The AI at TI7 was playing a very simplified version of Dota - 1v1, mid lane only, and both players were restricted to Shadow Fiend. With such a setup, there were few enough factors that the AI could process them all and come up with a winning strategy. And even then, it wasn’t a perfect strategy that was made by a human, but it was a set of strategies the AI itself built from playing millions of games against itself and finding points for improvement. Even though it managed to defeat Dendi, there were many human players who managed to outsmart the AI by doing things it had never encountered before, such as dropping items on the floor. Now consider expanding that challenge to a team of 5 heroes selected from a potential pool of 105, each with different builds and item loadouts. The complexity grows by many orders of magnitude. Then consider the actual details of the game itself - items, build, team role, scouting, creeping, and so on - and the complexity grows by many more orders of magnitude. Coming up with the correct strategy here is very difficult - the AI would need to play millions of games against good players in order to construct a viable set of strategies and counter-stratgies that would make it even remotely competitive.

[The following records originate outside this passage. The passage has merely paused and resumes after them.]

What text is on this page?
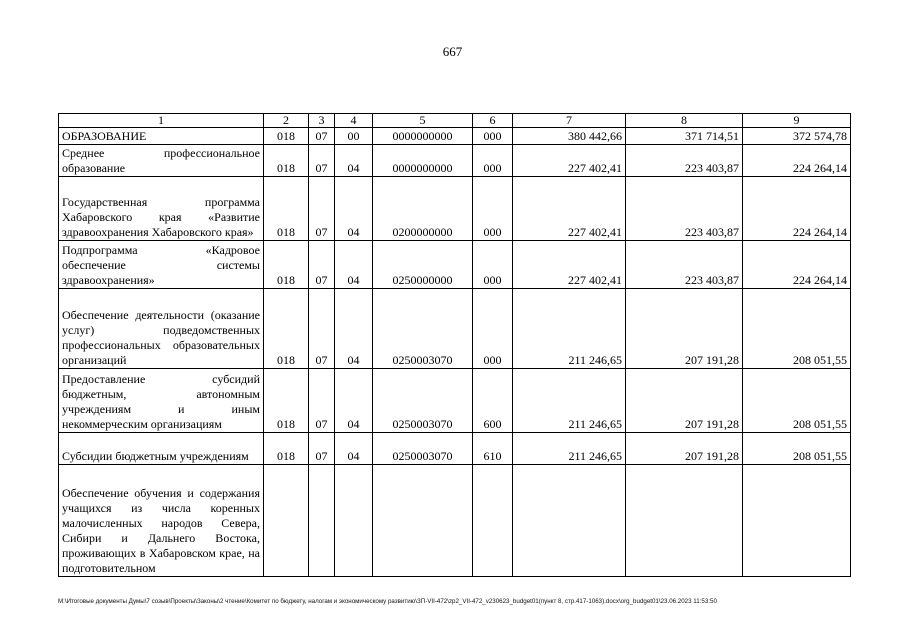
667
1	2	3	4	5	6	7	8	9
ОБРАЗОВАНИЕ	018	07	00	0000000000	000	380 442,66	371 714,51	372 574,78
Среднее профессиональное образование	018	07	04	0000000000	000	227 402,41	223 403,87	224 264,14
Государственная программа Хабаровского края «Развитие здравоохранения Хабаровского края»	018	07	04	0200000000	000	227 402,41	223 403,87	224 264,14
Подпрограмма «Кадровое обеспечение системы здравоохранения»	018	07	04	0250000000	000	227 402,41	223 403,87	224 264,14
Обеспечение деятельности (оказание услуг) подведомственных профессиональных образовательных организаций	018	07	04	0250003070	000	211 246,65	207 191,28	208 051,55
Предоставление субсидий бюджетным, автономным учреждениям и иным некоммерческим организациям	018	07	04	0250003070	600	211 246,65	207 191,28	208 051,55
Субсидии бюджетным учреждениям	018	07	04	0250003070	610	211 246,65	207 191,28	208 051,55
Обеспечение обучения и содержания учащихся из числа коренных малочисленных народов Севера, Сибири и Дальнего Востока, проживающих в Хабаровском крае, на подготовительном								
M:\Итоговые документы Думы\7 созыв\Проекты\Законы\2 чтение\Комитет по бюджету, налогам и экономическому развитию\ЗП-VII-472\zp2_VII-472_v230623_budget01(пункт 8, стр.417-1063).docx\org_budget01\23.06.2023 11:53:50
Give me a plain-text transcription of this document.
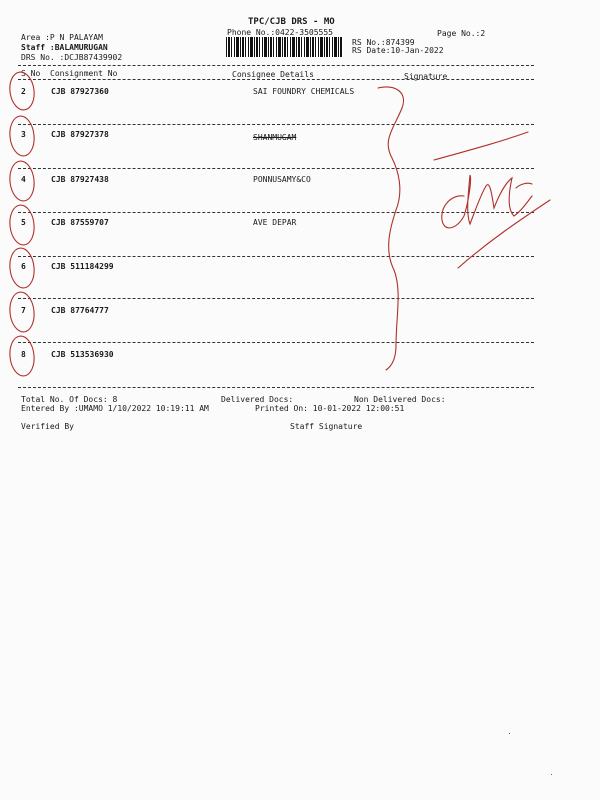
TPC/CJB DRS - MO
Phone No.:0422-3505555	Page No.:2
Area :P N PALAYAM
Staff :BALAMURUGAN
DRS No. :DCJB87439902
RS No.:874399
RS Date:10-Jan-2022
S No Consignment No	Consignee Details	Signature
2	CJB 87927360	SAI FOUNDRY CHEMICALS
3	CJB 87927378	SHANMUGAM
4	CJB 87927438	PONNUSAMY&CO
5	CJB 87559707	AVE DEPAR
6	CJB 511184299
7	CJB 87764777
8	CJB 513536930
Total No. Of Docs: 8	Delivered Docs:	Non Delivered Docs:
Entered By :UMAMO 1/10/2022 10:19:11 AM	Printed On: 10-01-2022 12:00:51
Verified By	Staff Signature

Is there an optimal strategy for Dota 2? Possibly, with enough computing power and data, machines could figure it out. More likely, there will be a metagame that evolves from the available choices - a variety of viable (counter) strategies with reasonably close win percentages. But as it stands, there is no perfect script that we can just tell an AI to follow that will guarantee victory, because there’s so many different strategies and counter-strategies at play that there’s no way for humans to account for all of them.